Where better to start our whirlwind adventure of the ancient world than with one of the most ‘colossal’ monuments. It was commissioned by the last Julio Claudian emperor, Nero, in 64 AD to be erected in the vestibule of his Domus Aurea (the notorious imperial villa complex that was built in the aftermath of the Great Fire of Rome) and spanned much of the Palatine Hill.
Completed four years later in 68 AD, the statue was designed by the Greek sculptor Zenodorus and was recorded by Pliny the Elders to have stood at an extraordinary 106.5 Roman feet (30.3 meters) in his Natural History. The bronze exterior would have sparkled in the Italian sunshine, but within it was hollow and supported by a framework of iron and wood. One of the tallest structures in the ancient world, Suetonius claimed that it was so tall a ship could sail through its legs. The Colossus served as a looming reminder of the emperor’s omnipotence in the heart of the Roman world.
Unfortunately for him, the emperor who commissioned the Colossus did not last much beyond the statues completion. In the year 68 AD the Roman aristocracy had tired of his cruelty and ineptitude.
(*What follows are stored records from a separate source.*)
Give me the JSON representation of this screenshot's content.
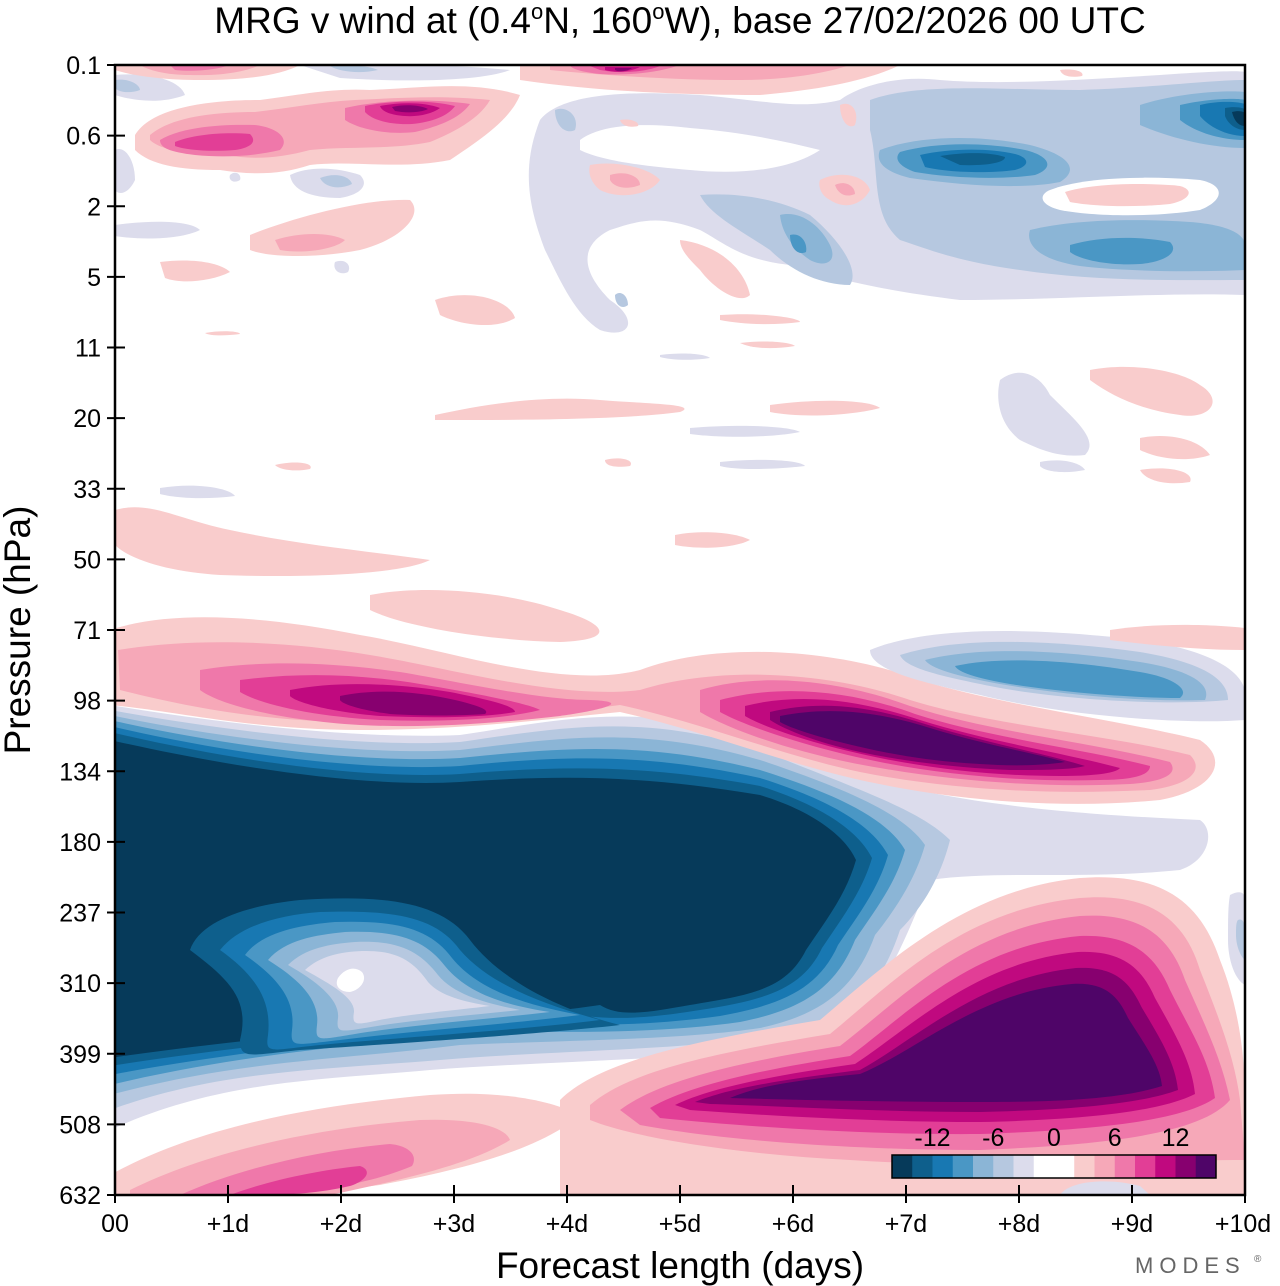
{
  "chart_data": {
    "type": "heatmap",
    "title": "MRG v wind at (0.4°N, 160°W),  base 27/02/2026  00 UTC",
    "title_parts": {
      "prefix": "MRG v wind at (0.4",
      "deg": "o",
      "mid": "N, 160",
      "suffix": "W),  base 27/02/2026  00 UTC"
    },
    "xlabel": "Forecast length (days)",
    "ylabel": "Pressure (hPa)",
    "x_tick_labels": [
      "00",
      "+1d",
      "+2d",
      "+3d",
      "+4d",
      "+5d",
      "+6d",
      "+7d",
      "+8d",
      "+9d",
      "+10d"
    ],
    "xlim_days": [
      0,
      10
    ],
    "y_tick_labels": [
      "0.1",
      "0.6",
      "2",
      "5",
      "11",
      "20",
      "33",
      "50",
      "71",
      "98",
      "134",
      "180",
      "237",
      "310",
      "399",
      "508",
      "632"
    ],
    "y_levels_hpa": [
      0.1,
      0.6,
      2,
      5,
      11,
      20,
      33,
      50,
      71,
      98,
      134,
      180,
      237,
      310,
      399,
      508,
      632
    ],
    "colorbar": {
      "tick_labels": [
        "-12",
        "-6",
        "0",
        "6",
        "12"
      ],
      "tick_values": [
        -12,
        -6,
        0,
        6,
        12
      ],
      "range": [
        -16,
        16
      ],
      "colors": [
        "#063a5a",
        "#0e5f8c",
        "#1878b2",
        "#4a97c5",
        "#8bb5d6",
        "#b6c8e0",
        "#dcdcec",
        "#ffffff",
        "#ffffff",
        "#f9cccc",
        "#f6a8b8",
        "#ef78aa",
        "#e23e96",
        "#c0097f",
        "#87006f",
        "#4f0568"
      ]
    },
    "features": [
      {
        "name": "strong southerly (negative) lobe, lower stratosphere / upper troposphere",
        "sign": "negative",
        "peak": -16,
        "x_days": [
          0,
          7.5
        ],
        "pressure_hpa": [
          130,
          400
        ]
      },
      {
        "name": "positive core",
        "sign": "positive",
        "peak": 16,
        "x_days": [
          5.6,
          9.2
        ],
        "pressure_hpa": [
          90,
          140
        ]
      },
      {
        "name": "positive core",
        "sign": "positive",
        "peak": 16,
        "x_days": [
          5.3,
          9.9
        ],
        "pressure_hpa": [
          330,
          470
        ]
      },
      {
        "name": "positive band",
        "sign": "positive",
        "peak": 13,
        "x_days": [
          1.5,
          3.8
        ],
        "pressure_hpa": [
          80,
          110
        ]
      },
      {
        "name": "negative band",
        "sign": "negative",
        "peak": -9,
        "x_days": [
          6.8,
          9.8
        ],
        "pressure_hpa": [
          75,
          100
        ]
      },
      {
        "name": "upper-level negative",
        "sign": "negative",
        "peak": -14,
        "x_days": [
          6.5,
          10
        ],
        "pressure_hpa": [
          0.1,
          5
        ]
      },
      {
        "name": "upper-level positive",
        "sign": "positive",
        "peak": 14,
        "x_days": [
          0.3,
          3.6
        ],
        "pressure_hpa": [
          0.1,
          1.2
        ]
      }
    ],
    "branding": "MODES"
  }
}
Forsaken by all except one slave, Nero committed suicide and brought to an end the line of Julio Claudian’s who had ruled Rome since Augustus. The Roman World fell into anarchy with four men ascending the throne in one year until only one, Vespasian, remained.

However, this was not the end for the Colossus. Although built in the image of the fallen emperor, Vespasian didn’t destroy the statue. He instead opted to rename it the ‘Colossus Solis’ after the Roman sun god and moved it to a new location. This was in the vicinity of another wonder of the ancient world, the Flavian Amphitheatre, or as it is more commonly referred as today (perhaps due to its association with the Colossus), the Colosseum.
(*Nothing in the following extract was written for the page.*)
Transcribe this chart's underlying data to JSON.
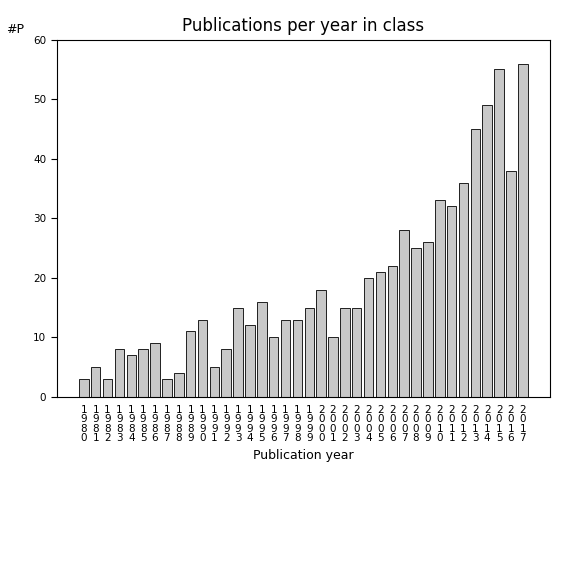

The Colossus would watch emperors come and go for the next 300 years, a domineering feature of the ancient Roman skyline. It served as a reminder of the wealth and power of the Empire to which it belonged. Perhaps then, it was symbolic of the demise of Rome that it was destroyed sometime in the early 5th century AD. There is no definitive end to the Colossus, with vandalism, earthquakes and fire all having been suggested as causing the great statue to tumble. The bronze and any jewels that adorned it were then stolen.
An illustration of the autocratic, egotistical, matricidal maniac that was Nero? Yes. But nonetheless the Colossus was a wondrous marvel of the ancient world. It was an incredible feat of engineering that was symbolic of the awesome power and wealth of the Roman state in the 1st century AD. It is therefore perhaps fitting that the state and the statue would ultimately share the same fate.